Hello. I encountered this code example and the corresponding compilation failure. I did not understand why it failed to compile, as it appears that a value is mutably borrowed and then that borrow is explicitly dropped before creating another:
With some experimentation, I was able to find the right combination of labels and bounds for the lifetimes such that the program can compile:
However, I do not understand the problem or the solution. Can anyone explain this in simple terms?
This error is the result of lifetime variance. When you have an
&mut T the type
T has more constraints on the lifetimes it can accept than in other parts of the language (
T is invariant with respect to lifetimes when behind a mutable reference).

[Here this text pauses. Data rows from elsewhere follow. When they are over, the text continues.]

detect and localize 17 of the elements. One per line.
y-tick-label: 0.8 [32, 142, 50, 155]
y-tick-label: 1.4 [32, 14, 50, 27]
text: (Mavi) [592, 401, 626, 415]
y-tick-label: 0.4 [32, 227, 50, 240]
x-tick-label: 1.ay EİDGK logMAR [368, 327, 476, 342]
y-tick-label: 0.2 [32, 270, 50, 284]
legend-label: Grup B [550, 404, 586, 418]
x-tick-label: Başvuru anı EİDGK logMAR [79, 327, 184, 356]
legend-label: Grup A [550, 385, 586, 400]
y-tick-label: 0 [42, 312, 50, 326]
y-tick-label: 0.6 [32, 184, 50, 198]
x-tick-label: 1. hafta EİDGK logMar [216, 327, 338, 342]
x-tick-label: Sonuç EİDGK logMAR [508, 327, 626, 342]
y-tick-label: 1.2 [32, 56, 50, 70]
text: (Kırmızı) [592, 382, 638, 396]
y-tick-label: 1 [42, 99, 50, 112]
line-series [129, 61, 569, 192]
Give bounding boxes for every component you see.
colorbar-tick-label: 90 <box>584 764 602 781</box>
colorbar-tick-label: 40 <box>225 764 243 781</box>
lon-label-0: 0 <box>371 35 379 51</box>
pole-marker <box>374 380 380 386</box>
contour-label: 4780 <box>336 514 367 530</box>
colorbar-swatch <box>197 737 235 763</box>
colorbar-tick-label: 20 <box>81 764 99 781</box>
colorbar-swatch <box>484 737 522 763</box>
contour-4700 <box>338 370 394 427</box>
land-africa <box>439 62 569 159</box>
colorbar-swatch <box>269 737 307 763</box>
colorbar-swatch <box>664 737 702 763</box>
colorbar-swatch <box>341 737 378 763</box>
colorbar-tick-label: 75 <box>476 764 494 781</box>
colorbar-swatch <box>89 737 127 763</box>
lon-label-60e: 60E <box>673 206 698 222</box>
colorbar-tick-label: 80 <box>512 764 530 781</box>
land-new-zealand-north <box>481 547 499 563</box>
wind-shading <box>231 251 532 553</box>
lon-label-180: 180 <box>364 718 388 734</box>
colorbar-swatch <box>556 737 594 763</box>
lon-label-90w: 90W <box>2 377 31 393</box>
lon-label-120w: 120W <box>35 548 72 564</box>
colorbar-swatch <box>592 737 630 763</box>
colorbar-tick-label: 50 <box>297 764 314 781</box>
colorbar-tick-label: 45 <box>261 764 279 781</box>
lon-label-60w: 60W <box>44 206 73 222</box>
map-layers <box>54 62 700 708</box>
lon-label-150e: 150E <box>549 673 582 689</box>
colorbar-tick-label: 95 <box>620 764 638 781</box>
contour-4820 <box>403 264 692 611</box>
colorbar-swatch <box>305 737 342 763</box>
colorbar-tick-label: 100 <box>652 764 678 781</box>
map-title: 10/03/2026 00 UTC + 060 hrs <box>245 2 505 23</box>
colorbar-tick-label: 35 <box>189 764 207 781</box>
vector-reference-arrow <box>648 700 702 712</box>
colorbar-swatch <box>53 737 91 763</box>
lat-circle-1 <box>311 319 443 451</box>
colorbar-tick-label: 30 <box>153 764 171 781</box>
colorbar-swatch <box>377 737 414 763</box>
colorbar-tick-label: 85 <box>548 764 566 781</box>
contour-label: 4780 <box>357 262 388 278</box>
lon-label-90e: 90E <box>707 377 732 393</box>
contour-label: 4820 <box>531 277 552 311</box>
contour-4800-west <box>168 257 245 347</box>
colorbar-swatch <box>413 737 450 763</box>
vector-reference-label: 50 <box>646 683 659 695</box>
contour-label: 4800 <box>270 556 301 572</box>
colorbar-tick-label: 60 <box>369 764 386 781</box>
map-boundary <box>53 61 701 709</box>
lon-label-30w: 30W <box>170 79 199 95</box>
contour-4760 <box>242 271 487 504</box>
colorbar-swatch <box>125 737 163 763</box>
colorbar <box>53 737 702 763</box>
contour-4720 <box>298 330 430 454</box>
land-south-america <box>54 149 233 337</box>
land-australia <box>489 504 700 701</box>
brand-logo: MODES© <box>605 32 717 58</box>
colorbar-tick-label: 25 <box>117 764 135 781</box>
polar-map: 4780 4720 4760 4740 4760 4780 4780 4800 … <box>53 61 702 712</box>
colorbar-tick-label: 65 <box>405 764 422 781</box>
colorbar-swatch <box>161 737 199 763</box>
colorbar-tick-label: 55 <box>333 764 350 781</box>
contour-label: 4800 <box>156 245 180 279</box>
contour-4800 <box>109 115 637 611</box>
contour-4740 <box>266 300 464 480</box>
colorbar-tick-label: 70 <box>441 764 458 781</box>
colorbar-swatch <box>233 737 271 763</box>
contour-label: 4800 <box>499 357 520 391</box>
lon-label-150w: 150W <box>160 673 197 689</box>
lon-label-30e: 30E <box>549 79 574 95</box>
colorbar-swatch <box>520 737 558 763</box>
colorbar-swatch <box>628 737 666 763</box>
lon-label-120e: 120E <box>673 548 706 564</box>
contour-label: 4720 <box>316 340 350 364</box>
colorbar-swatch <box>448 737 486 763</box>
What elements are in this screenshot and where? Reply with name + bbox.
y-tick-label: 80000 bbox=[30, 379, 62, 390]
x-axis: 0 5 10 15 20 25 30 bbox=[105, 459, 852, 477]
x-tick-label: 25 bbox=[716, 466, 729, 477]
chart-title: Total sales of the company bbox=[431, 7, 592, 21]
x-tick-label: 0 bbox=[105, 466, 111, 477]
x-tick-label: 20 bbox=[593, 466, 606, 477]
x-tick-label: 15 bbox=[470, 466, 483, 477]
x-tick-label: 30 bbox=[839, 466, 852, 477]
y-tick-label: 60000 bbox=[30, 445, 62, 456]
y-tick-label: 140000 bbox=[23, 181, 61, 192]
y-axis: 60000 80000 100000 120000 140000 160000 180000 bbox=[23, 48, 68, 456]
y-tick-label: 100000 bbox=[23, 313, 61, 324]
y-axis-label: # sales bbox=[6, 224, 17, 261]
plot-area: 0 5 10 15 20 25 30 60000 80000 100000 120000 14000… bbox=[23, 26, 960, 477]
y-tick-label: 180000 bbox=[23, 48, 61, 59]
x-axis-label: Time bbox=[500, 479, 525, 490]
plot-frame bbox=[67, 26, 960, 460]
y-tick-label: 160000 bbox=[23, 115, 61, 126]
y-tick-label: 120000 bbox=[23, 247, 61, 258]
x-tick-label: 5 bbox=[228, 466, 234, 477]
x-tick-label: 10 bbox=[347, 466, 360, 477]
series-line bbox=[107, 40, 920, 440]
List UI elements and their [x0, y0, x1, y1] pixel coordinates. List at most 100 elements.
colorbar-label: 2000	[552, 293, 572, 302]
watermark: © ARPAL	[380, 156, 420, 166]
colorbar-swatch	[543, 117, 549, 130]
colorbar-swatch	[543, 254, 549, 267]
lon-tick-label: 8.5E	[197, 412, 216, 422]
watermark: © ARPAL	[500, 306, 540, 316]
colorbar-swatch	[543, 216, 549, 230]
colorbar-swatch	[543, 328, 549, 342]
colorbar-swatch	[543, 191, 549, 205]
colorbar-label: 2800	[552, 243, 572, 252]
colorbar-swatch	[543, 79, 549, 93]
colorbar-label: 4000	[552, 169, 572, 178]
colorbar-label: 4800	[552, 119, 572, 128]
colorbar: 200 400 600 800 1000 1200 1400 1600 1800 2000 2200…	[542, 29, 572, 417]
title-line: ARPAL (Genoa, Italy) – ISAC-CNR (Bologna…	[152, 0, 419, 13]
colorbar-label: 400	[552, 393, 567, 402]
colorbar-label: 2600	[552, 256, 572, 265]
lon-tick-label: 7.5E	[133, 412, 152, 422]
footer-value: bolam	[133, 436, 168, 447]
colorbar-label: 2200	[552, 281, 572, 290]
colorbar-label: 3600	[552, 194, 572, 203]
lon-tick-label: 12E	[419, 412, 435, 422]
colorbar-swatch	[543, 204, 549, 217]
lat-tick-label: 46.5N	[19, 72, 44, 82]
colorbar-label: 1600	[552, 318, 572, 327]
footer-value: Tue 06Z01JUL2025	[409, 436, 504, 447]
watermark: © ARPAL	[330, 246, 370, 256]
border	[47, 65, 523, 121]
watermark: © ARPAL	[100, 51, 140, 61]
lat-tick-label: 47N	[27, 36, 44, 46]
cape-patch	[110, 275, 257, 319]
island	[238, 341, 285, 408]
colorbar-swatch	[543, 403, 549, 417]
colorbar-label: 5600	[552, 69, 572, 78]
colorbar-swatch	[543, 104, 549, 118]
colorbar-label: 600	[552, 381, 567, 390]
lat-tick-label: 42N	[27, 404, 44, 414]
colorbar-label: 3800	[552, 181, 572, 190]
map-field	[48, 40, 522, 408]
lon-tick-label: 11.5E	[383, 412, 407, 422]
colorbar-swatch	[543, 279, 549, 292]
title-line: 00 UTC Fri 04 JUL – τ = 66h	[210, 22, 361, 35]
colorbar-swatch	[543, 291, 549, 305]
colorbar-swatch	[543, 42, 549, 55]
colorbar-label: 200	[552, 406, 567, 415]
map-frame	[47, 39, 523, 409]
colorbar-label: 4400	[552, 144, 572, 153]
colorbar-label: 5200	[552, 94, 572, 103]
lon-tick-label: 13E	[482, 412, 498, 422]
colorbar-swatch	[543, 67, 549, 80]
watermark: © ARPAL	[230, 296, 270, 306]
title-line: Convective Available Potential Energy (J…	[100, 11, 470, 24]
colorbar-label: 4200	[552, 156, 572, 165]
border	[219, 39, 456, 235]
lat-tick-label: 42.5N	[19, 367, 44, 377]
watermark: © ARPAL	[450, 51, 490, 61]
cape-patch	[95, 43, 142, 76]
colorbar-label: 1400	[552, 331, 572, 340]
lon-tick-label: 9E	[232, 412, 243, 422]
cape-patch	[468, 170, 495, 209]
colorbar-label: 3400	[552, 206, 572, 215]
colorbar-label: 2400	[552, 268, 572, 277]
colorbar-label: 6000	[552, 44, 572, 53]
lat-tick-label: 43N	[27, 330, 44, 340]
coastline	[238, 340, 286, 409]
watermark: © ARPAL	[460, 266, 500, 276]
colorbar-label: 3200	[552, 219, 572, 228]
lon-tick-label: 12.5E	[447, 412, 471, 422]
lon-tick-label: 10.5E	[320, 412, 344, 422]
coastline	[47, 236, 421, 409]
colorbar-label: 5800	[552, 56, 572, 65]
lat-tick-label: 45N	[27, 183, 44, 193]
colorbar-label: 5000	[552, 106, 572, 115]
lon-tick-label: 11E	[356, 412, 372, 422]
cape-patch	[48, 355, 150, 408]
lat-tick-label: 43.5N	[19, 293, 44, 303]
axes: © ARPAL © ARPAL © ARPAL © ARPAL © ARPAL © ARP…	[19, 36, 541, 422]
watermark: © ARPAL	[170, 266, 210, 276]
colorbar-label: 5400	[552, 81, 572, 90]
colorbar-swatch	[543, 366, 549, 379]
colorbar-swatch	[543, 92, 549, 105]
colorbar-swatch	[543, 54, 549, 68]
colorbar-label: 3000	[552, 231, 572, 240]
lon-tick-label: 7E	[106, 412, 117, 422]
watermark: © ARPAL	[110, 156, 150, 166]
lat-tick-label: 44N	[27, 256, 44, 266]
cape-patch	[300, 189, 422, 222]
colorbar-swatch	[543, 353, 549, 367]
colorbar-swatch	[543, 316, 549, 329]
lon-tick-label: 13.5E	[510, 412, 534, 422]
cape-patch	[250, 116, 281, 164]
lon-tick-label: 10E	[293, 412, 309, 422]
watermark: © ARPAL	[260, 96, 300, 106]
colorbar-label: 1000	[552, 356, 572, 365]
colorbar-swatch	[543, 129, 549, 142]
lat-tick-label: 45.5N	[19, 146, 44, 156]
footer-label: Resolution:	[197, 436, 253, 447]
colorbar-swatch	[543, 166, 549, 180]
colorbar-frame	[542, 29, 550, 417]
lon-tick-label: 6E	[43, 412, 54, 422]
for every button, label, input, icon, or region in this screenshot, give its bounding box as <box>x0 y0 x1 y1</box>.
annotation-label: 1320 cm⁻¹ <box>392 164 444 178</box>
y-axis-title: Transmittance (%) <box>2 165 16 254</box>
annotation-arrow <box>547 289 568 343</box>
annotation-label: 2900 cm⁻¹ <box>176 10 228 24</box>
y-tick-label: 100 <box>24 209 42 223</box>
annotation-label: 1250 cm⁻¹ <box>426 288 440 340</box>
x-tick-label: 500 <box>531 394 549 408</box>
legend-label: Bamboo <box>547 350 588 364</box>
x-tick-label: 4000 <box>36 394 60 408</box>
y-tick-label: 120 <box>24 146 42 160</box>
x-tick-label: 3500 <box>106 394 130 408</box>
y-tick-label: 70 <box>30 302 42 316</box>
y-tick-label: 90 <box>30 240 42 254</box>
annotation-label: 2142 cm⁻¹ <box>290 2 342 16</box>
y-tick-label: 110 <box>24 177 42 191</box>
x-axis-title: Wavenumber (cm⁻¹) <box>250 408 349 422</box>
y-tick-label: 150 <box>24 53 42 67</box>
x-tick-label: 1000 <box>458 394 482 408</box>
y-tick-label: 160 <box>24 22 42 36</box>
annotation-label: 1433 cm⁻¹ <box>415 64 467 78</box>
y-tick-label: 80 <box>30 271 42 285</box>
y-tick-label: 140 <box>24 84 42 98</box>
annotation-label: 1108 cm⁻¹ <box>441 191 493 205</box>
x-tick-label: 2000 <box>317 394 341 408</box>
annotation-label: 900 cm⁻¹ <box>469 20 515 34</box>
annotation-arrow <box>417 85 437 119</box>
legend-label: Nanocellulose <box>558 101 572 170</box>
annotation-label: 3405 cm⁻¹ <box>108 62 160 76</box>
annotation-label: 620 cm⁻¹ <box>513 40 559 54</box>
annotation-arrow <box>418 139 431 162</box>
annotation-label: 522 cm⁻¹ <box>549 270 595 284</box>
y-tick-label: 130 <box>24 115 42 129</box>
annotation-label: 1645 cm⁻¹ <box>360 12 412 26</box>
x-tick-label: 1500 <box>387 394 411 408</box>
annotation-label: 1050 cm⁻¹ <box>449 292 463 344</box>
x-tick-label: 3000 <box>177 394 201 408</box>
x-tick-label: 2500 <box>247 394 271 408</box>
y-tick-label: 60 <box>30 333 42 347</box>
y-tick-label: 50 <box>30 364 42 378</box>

Most of the places you can use lifetimes in Rust, the compiler can take the lifetime and say "well it doesn't actually matter exactly what this lifetime is, as long as it lasts long enough". However when you have an exclusive reference
&mut T that flexibility is dangerous. I would recommend reading that page in the nomicon, I doubt I'm going to be able to explain variance any more succinctly here .
In this specific case
&'a mut [&'b mut [f32]] places much stricter constraints on
&'a [&'b mut [f32]] does. When you have
&'a mut [&'a mut [f32]] you extend that much stricter bound to the outer reference since both references have the same explicit lifetime. The attempted fix of changing
mmul_par to be
fn mmul_par<'a>(c: &'a mut [&'a mut [f32]], a: &[&[f32]], b: &[&[f32]])
introduces a similar problem in the body of that function, which forces the call to
split_mut to borrow
c for the remainder of the function body.
Essentially by constraining the inner and outer lifetimes to be the same, you tell the borrow checker it can never shorten the lifetime of the borrow, it must use the exact lifetime of the reference you pass to
This is a case where not specifying all the lifetimes explicitly like
fn split_mut<'a>(a: &'a mut [&mut [f32]]) allows lifetime elision to infer the correct bounds which are much less strict.
The "fixed" playground has
fn split_mut<'a, 'b: 'a>(a: &'a mut [&'b mut [f32]]) which is basically what lifetime elision infers AIUI.
TL;DR when you have a lifetime that's behind a mutable reference
&'a mut &'b T, you basically never want the mutable reference's lifetime
'a and the lifetime inside the mutable reference
'b to be the same lifetime.
Thank you so much. Variance is confusing to me but this helps a lot.